Spanish TV reported that at least 22,000 minor tremors had been detected on La Palma before the Sept. 19 eruption, which also triggered four substantial earthquakes.

It said more than 6,000 people had been evacuated by Sept. 22. Maritime officials established an exclusion zone of two nautical miles from La Palma’s densely populated west coast, amid fears the molten rock could release toxic gases when it reached the ocean.

Father Domingo Guerra Pérez, 79, said the lava flow, which seismologists estimated could continue for three months, had been “much more worrying and overwhelming” than previous Cumbre Vieja eruptions.
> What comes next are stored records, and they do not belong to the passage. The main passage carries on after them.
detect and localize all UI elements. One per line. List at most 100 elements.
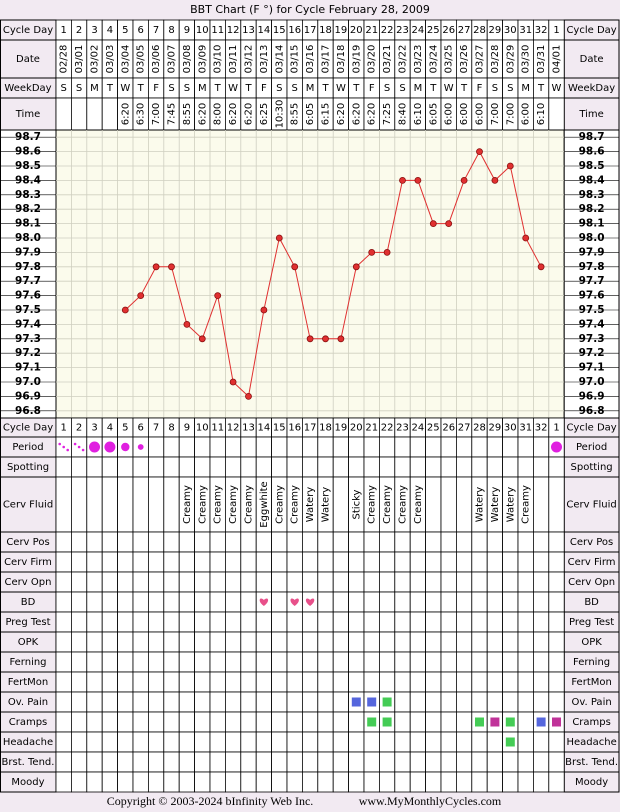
header-value: T: [429, 83, 437, 94]
cell: [101, 551, 118, 573]
row-label: Cramps: [572, 717, 611, 728]
cell: [147, 771, 165, 793]
header-value: 6:00: [475, 103, 486, 125]
header-value: T: [214, 83, 222, 94]
heart: [305, 598, 315, 606]
cell: [117, 591, 134, 613]
temp-point: [491, 176, 499, 184]
fluid-text: Creamy: [274, 485, 285, 524]
label-cell: [563, 129, 620, 419]
cell: [440, 551, 457, 573]
cell: [178, 771, 195, 793]
header-value: 03/11: [228, 45, 239, 74]
cell: [86, 97, 103, 131]
cell: [224, 531, 242, 553]
header-value: 4: [107, 25, 113, 36]
cell: [378, 651, 396, 673]
header-value: 10:30: [274, 100, 285, 129]
cell: [271, 631, 288, 653]
cell: [209, 771, 226, 793]
y-tick-label: 98.0: [15, 232, 41, 244]
row-label: BD: [584, 597, 599, 608]
cell: [255, 771, 273, 793]
cell: [471, 571, 488, 593]
header-value: S: [292, 83, 298, 94]
cell: [271, 571, 288, 593]
y-tick-label: 97.5: [579, 304, 605, 316]
symptom-mark: [367, 717, 377, 727]
cell: [317, 731, 334, 753]
cell: [86, 671, 103, 693]
cell: [533, 456, 550, 478]
fluid-text: Watery: [490, 487, 501, 523]
cell: [348, 751, 365, 773]
cell: [409, 651, 427, 673]
cell: [132, 691, 149, 713]
cell: [178, 631, 195, 653]
cell: [440, 631, 457, 653]
header-value: 5: [122, 25, 128, 36]
cell: [101, 751, 118, 773]
header-value: 6:20: [244, 103, 255, 125]
cell: [132, 771, 149, 793]
cell: [101, 611, 118, 633]
header-value: S: [492, 83, 498, 94]
cell: [455, 671, 473, 693]
cycle-day: 26: [442, 423, 455, 434]
header-value: 7:00: [490, 103, 501, 125]
header-value: F: [261, 83, 267, 94]
cell: [194, 531, 211, 553]
cycle-day: 9: [184, 423, 190, 434]
cell: [409, 731, 427, 753]
cell: [301, 456, 319, 478]
row-label: Headache: [3, 737, 53, 748]
cell: [286, 436, 303, 458]
label-cell: [0, 129, 57, 419]
cell: [286, 771, 303, 793]
cell: [178, 711, 195, 733]
cell: [332, 771, 350, 793]
cell: [440, 531, 457, 553]
header-value: 8:40: [398, 103, 409, 125]
y-tick-label: 97.4: [579, 318, 605, 330]
cell: [548, 691, 565, 713]
cell: [502, 611, 519, 633]
cell: [332, 456, 350, 478]
row-label: BD: [21, 597, 36, 608]
cell: [348, 771, 365, 793]
cell: [517, 751, 534, 773]
y-tick-label: 97.7: [15, 275, 41, 287]
cell: [101, 591, 118, 613]
header-value: S: [184, 83, 190, 94]
header-value: S: [61, 83, 67, 94]
cell: [224, 611, 242, 633]
header-value: 17: [304, 25, 317, 36]
fluid-text: Creamy: [367, 485, 378, 524]
cell: [363, 611, 380, 633]
cell: [394, 631, 411, 653]
row-label: Ferning: [573, 657, 610, 668]
cell: [455, 711, 473, 733]
period-dot: [81, 448, 85, 452]
header-value: T: [137, 83, 145, 94]
cell: [209, 651, 226, 673]
cell: [317, 571, 334, 593]
cell: [271, 731, 288, 753]
cell: [240, 771, 257, 793]
period-mark: [137, 444, 144, 450]
cell: [132, 711, 149, 733]
cell: [363, 771, 380, 793]
header-value: S: [384, 83, 390, 94]
cycle-day: 17: [304, 423, 317, 434]
cell: [455, 551, 473, 573]
cell: [517, 771, 534, 793]
cell: [86, 631, 103, 653]
header-value: 03/13: [259, 45, 270, 74]
cell: [409, 631, 427, 653]
row-label: Preg Test: [5, 617, 50, 628]
cell: [533, 651, 550, 673]
y-tick-label: 98.4: [15, 174, 41, 186]
header-value: 03/30: [521, 45, 532, 74]
temp-point: [183, 320, 191, 328]
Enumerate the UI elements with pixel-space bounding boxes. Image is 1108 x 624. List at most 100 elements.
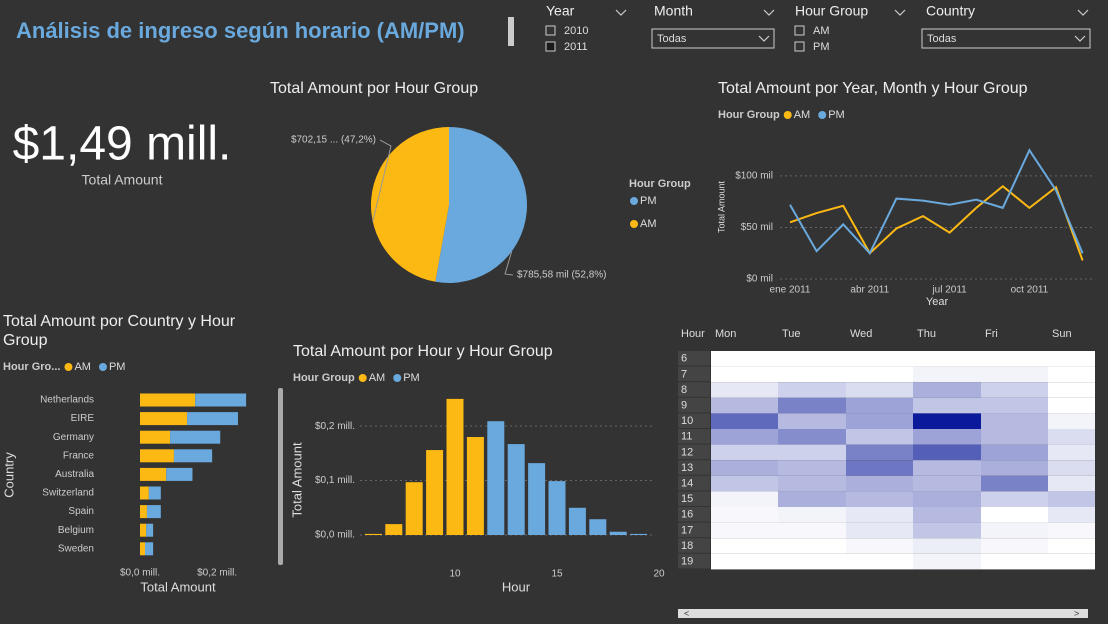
heat-cell [1048,351,1095,367]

Father Antonio Hernández Felipe told Spain’s Alfa y Omega Catholic weekly that “bewilderment at the beauty of this manifestation of nature” had quickly turned to “tears and helplessness,” adding that he had hurriedly stripped precious objects from his church at Los Llanos de Aridane as the lava river approached.

“We took Virgin statues, paintings, benches, chalices, ornaments and altar cloths — everything we could rescue,” the priest told the newspaper.

“These are humble, hardworking people — mostly farmers who’ve built homes and livelihoods here. We must now wait to see if the worst predictions come true, or whether we can still save our neighborhoods.”